Selective excitation in Fourier transform nuclear magnetic resonance. 1978

The applications of frequency-selective excitation methods in Fourier transform NMR are discussed, and a simple technique is described for selective excitation of a narrow frequency region of a high-resolution NMR spectrum in a Fourier transform spectrometer. A regular sequence of identical radiofrequency pulses of small flip angle exerts a strong cumulative effect on magnetizations close to resonance with the transmitter frequency or one of a set of equally spaced sidebands separated by the pulse repetition rate. All other magnetizations precess through an incomplete number of full rotations between pulses, and are caught by successive pulses at an ever changing phase of their precession, which destroys the cumulative effect.
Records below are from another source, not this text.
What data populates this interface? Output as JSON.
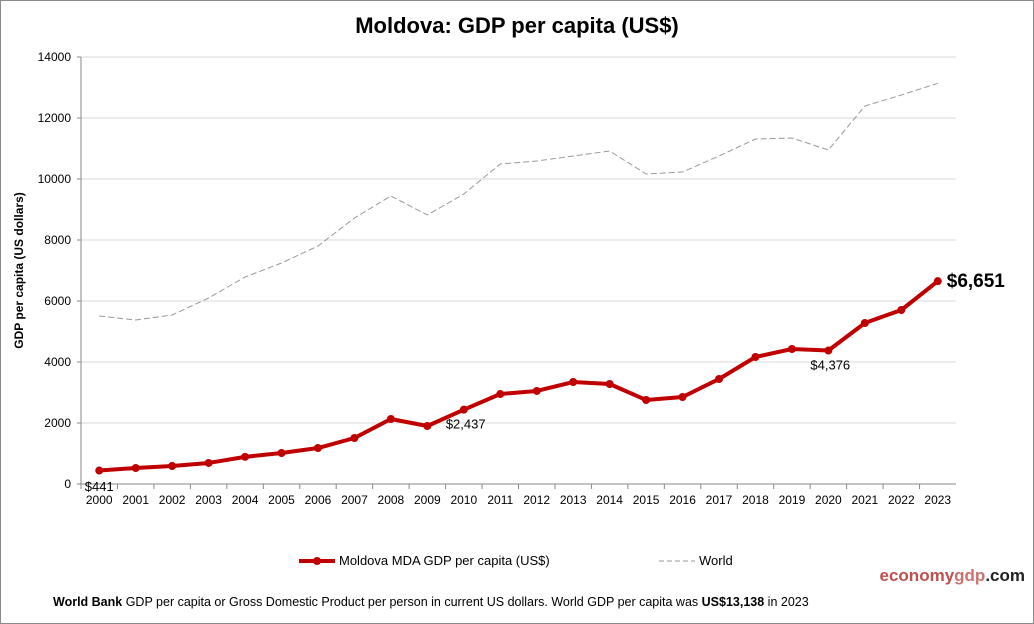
{
  "chart_data": {
    "type": "line",
    "title": "Moldova: GDP per capita (US$)",
    "ylabel": "GDP per capita (US dollars)",
    "xlabel": "",
    "ylim": [
      0,
      14000
    ],
    "yticks": [
      0,
      2000,
      4000,
      6000,
      8000,
      10000,
      12000,
      14000
    ],
    "grid": true,
    "legend_position": "bottom",
    "categories": [
      "2000",
      "2001",
      "2002",
      "2003",
      "2004",
      "2005",
      "2006",
      "2007",
      "2008",
      "2009",
      "2010",
      "2011",
      "2012",
      "2013",
      "2014",
      "2015",
      "2016",
      "2017",
      "2018",
      "2019",
      "2020",
      "2021",
      "2022",
      "2023"
    ],
    "series": [
      {
        "name": "Moldova MDA GDP per capita (US$)",
        "color": "#c00000",
        "values": [
          441,
          525,
          590,
          690,
          890,
          1016,
          1180,
          1508,
          2131,
          1902,
          2437,
          2950,
          3050,
          3344,
          3279,
          2754,
          2852,
          3443,
          4164,
          4426,
          4376,
          5279,
          5705,
          6651
        ]
      },
      {
        "name": "World",
        "color": "#999999",
        "style": "dashed",
        "values": [
          5508,
          5377,
          5541,
          6098,
          6787,
          7246,
          7803,
          8721,
          9443,
          8820,
          9508,
          10492,
          10590,
          10754,
          10918,
          10164,
          10230,
          10754,
          11311,
          11344,
          10951,
          12393,
          12754,
          13138
        ]
      }
    ],
    "annotations": [
      {
        "year": "2000",
        "text": "$441"
      },
      {
        "year": "2010",
        "text": "$2,437"
      },
      {
        "year": "2020",
        "text": "$4,376"
      },
      {
        "year": "2023",
        "text": "$6,651"
      }
    ]
  },
  "brand": {
    "part1": "economy",
    "part2": "gdp",
    "part3": ".com"
  },
  "footer": {
    "source": "World Bank",
    "text": " GDP per capita or Gross Domestic Product per person  in current US dollars.   World GDP per capita was ",
    "value": "US$13,138",
    "suffix": "  in 2023"
  }
}
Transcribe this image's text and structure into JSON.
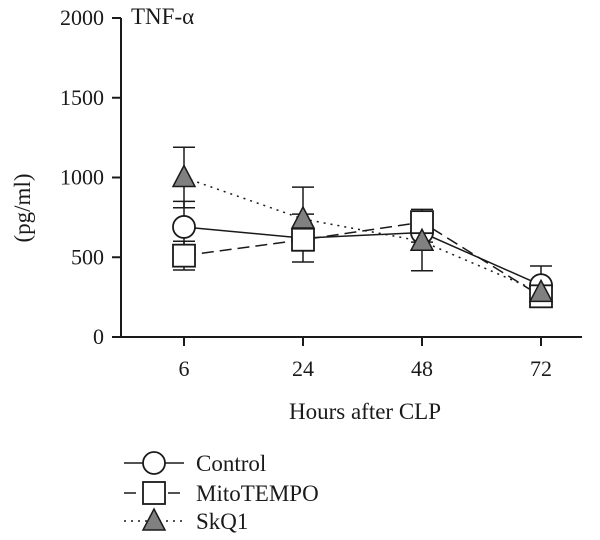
{
  "chart_data": {
    "type": "line",
    "title": "TNF-α",
    "xlabel": "Hours after CLP",
    "ylabel": "(pg/ml)",
    "categories": [
      "6",
      "24",
      "48",
      "72"
    ],
    "yticks": [
      "0",
      "500",
      "1000",
      "1500",
      "2000"
    ],
    "ylim": [
      0,
      2000
    ],
    "grid": false,
    "legend_position": "bottom-left",
    "series": [
      {
        "name": "Control",
        "marker": "circle",
        "line_style": "solid",
        "values": [
          690,
          620,
          655,
          325
        ],
        "errors": [
          160,
          150,
          60,
          120
        ]
      },
      {
        "name": "MitoTEMPO",
        "marker": "square",
        "line_style": "dashed",
        "values": [
          510,
          610,
          720,
          255
        ],
        "errors": [
          90,
          60,
          80,
          60
        ]
      },
      {
        "name": "SkQ1",
        "marker": "triangle",
        "line_style": "dotted",
        "values": [
          1000,
          740,
          600,
          280
        ],
        "errors": [
          190,
          200,
          185,
          50
        ]
      }
    ]
  }
}
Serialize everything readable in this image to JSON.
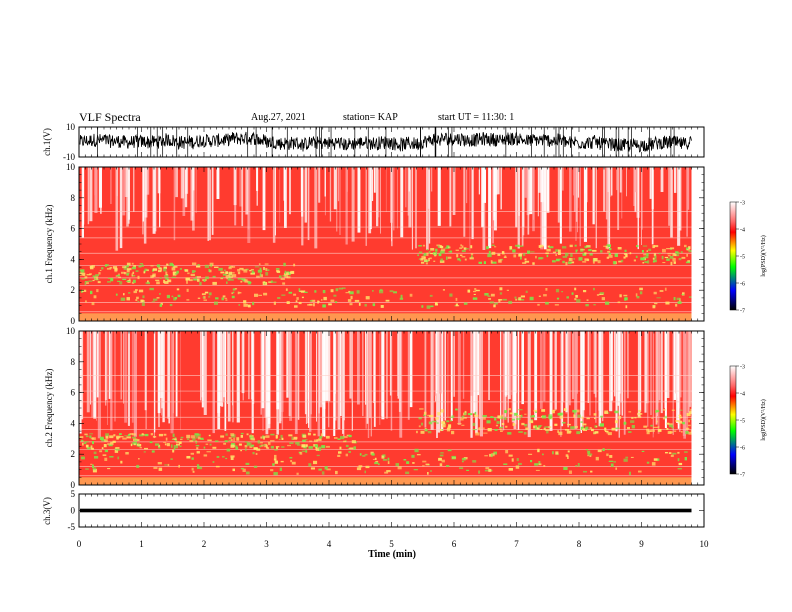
{
  "header": {
    "title": "VLF Spectra",
    "date": "Aug.27, 2021",
    "station": "station= KAP",
    "start": "start UT = 11:30: 1"
  },
  "colorbar": {
    "label": "log(PSD)(V²/Hz)",
    "ticks": [
      "-3",
      "-4",
      "-5",
      "-6",
      "-7"
    ],
    "stops": [
      "#ffffff",
      "#ff0000",
      "#ffff00",
      "#00ff00",
      "#0000ff",
      "#000000"
    ]
  },
  "chart_data": [
    {
      "type": "line",
      "panel": "ch1-waveform",
      "ylabel": "ch.1(V)",
      "ylim": [
        -10,
        10
      ],
      "y_ticks": [
        "10",
        "-10"
      ],
      "x_range_min": [
        0,
        9.8
      ],
      "approx_level_v": [
        2,
        -4
      ],
      "color": "#000000"
    },
    {
      "type": "heatmap",
      "panel": "ch1-spectrogram",
      "ylabel": "ch.1 Frequency (kHz)",
      "ylim": [
        0,
        10
      ],
      "y_ticks": [
        "0",
        "2",
        "4",
        "6",
        "8",
        "10"
      ],
      "x_range_min": [
        0,
        9.8
      ],
      "zlim": [
        -7,
        -3
      ],
      "colors": [
        "#ffffff",
        "#ff3b2f",
        "#ffe36a",
        "#7de64a"
      ]
    },
    {
      "type": "heatmap",
      "panel": "ch2-spectrogram",
      "ylabel": "ch.2 Frequency (kHz)",
      "ylim": [
        0,
        10
      ],
      "y_ticks": [
        "0",
        "2",
        "4",
        "6",
        "8",
        "10"
      ],
      "x_range_min": [
        0,
        9.8
      ],
      "zlim": [
        -7,
        -3
      ],
      "colors": [
        "#ffffff",
        "#ff3b2f",
        "#ffe36a",
        "#7de64a"
      ]
    },
    {
      "type": "line",
      "panel": "ch3-waveform",
      "ylabel": "ch.3(V)",
      "ylim": [
        -5,
        5
      ],
      "y_ticks": [
        "5",
        "0",
        "-5"
      ],
      "x_range_min": [
        0,
        9.8
      ],
      "approx_level_v": 0,
      "color": "#000000"
    }
  ],
  "x_axis": {
    "label": "Time (min)",
    "ticks": [
      "0",
      "1",
      "2",
      "3",
      "4",
      "5",
      "6",
      "7",
      "8",
      "9",
      "10"
    ],
    "xlim": [
      0,
      10
    ]
  }
}
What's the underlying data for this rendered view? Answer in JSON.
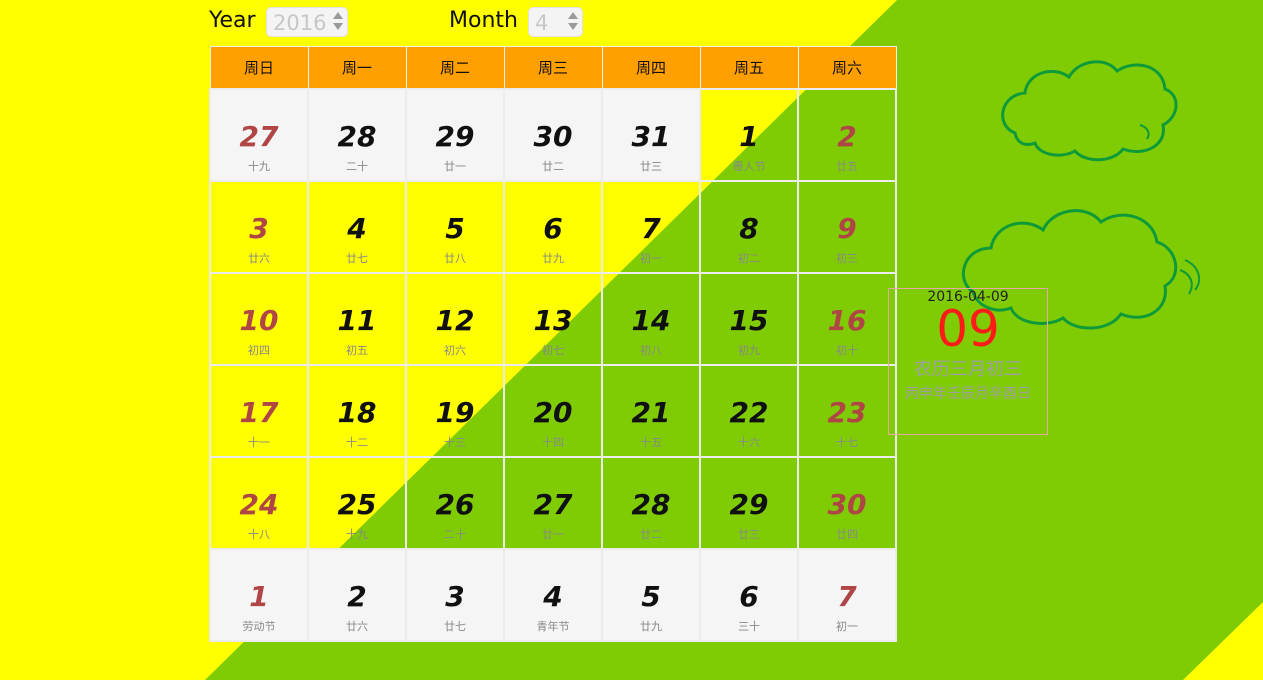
{
  "controls": {
    "year_label": "Year",
    "year_value": "2016",
    "month_label": "Month",
    "month_value": "4"
  },
  "weekdays": [
    "周日",
    "周一",
    "周二",
    "周三",
    "周四",
    "周五",
    "周六"
  ],
  "weeks": [
    [
      {
        "d": "27",
        "l": "十九",
        "g": true
      },
      {
        "d": "28",
        "l": "二十",
        "g": true
      },
      {
        "d": "29",
        "l": "廿一",
        "g": true
      },
      {
        "d": "30",
        "l": "廿二",
        "g": true
      },
      {
        "d": "31",
        "l": "廿三",
        "g": true
      },
      {
        "d": "1",
        "l": "愚人节",
        "g": false
      },
      {
        "d": "2",
        "l": "廿五",
        "g": false
      }
    ],
    [
      {
        "d": "3",
        "l": "廿六",
        "g": false
      },
      {
        "d": "4",
        "l": "廿七",
        "g": false
      },
      {
        "d": "5",
        "l": "廿八",
        "g": false
      },
      {
        "d": "6",
        "l": "廿九",
        "g": false
      },
      {
        "d": "7",
        "l": "初一",
        "g": false
      },
      {
        "d": "8",
        "l": "初二",
        "g": false
      },
      {
        "d": "9",
        "l": "初三",
        "g": false
      }
    ],
    [
      {
        "d": "10",
        "l": "初四",
        "g": false
      },
      {
        "d": "11",
        "l": "初五",
        "g": false
      },
      {
        "d": "12",
        "l": "初六",
        "g": false
      },
      {
        "d": "13",
        "l": "初七",
        "g": false
      },
      {
        "d": "14",
        "l": "初八",
        "g": false
      },
      {
        "d": "15",
        "l": "初九",
        "g": false
      },
      {
        "d": "16",
        "l": "初十",
        "g": false
      }
    ],
    [
      {
        "d": "17",
        "l": "十一",
        "g": false
      },
      {
        "d": "18",
        "l": "十二",
        "g": false
      },
      {
        "d": "19",
        "l": "十三",
        "g": false
      },
      {
        "d": "20",
        "l": "十四",
        "g": false
      },
      {
        "d": "21",
        "l": "十五",
        "g": false
      },
      {
        "d": "22",
        "l": "十六",
        "g": false
      },
      {
        "d": "23",
        "l": "十七",
        "g": false
      }
    ],
    [
      {
        "d": "24",
        "l": "十八",
        "g": false
      },
      {
        "d": "25",
        "l": "十九",
        "g": false
      },
      {
        "d": "26",
        "l": "二十",
        "g": false
      },
      {
        "d": "27",
        "l": "廿一",
        "g": false
      },
      {
        "d": "28",
        "l": "廿二",
        "g": false
      },
      {
        "d": "29",
        "l": "廿三",
        "g": false
      },
      {
        "d": "30",
        "l": "廿四",
        "g": false
      }
    ],
    [
      {
        "d": "1",
        "l": "劳动节",
        "g": true
      },
      {
        "d": "2",
        "l": "廿六",
        "g": true
      },
      {
        "d": "3",
        "l": "廿七",
        "g": true
      },
      {
        "d": "4",
        "l": "青年节",
        "g": true
      },
      {
        "d": "5",
        "l": "廿九",
        "g": true
      },
      {
        "d": "6",
        "l": "三十",
        "g": true
      },
      {
        "d": "7",
        "l": "初一",
        "g": true
      }
    ]
  ],
  "detail": {
    "date": "2016-04-09",
    "day": "09",
    "lunar": "农历三月初三",
    "ganzhi": "丙申年壬辰月辛酉日"
  },
  "colors": {
    "yellow": "#ffff00",
    "green": "#80cc04",
    "header": "#ff9f00",
    "weekend": "#b04545",
    "accent": "#ff1a1a",
    "cloud_stroke": "#0f9a3a"
  },
  "icons": [
    "cloud-icon",
    "cloud-icon"
  ]
}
The motion of the various nuclear magnetization vectors may be described pictorially according to the Bloch equations, neglecting relaxation during the pulse sequence. A general theory is presented for selective or “tailored” excitation by an arbitrary modulation of the radiofrequency transmitter signal. It confirms earlier conclusions that the frequency-domain excitation spectrum corresponds to the Fourier transform of the transmitter modulation pattern, provided that the NMR response remains linear. The excitation spectra calculated for the selective pulse sequence by these two alternative approaches show good agreement within their respective limitations. A number of practical applications of selective excitation are explored, including solvent peak suppression, the detection of partial spectra from individual chemical sites, selective studies of relaxation and slow chemical exchange, and holeburning or localized saturation.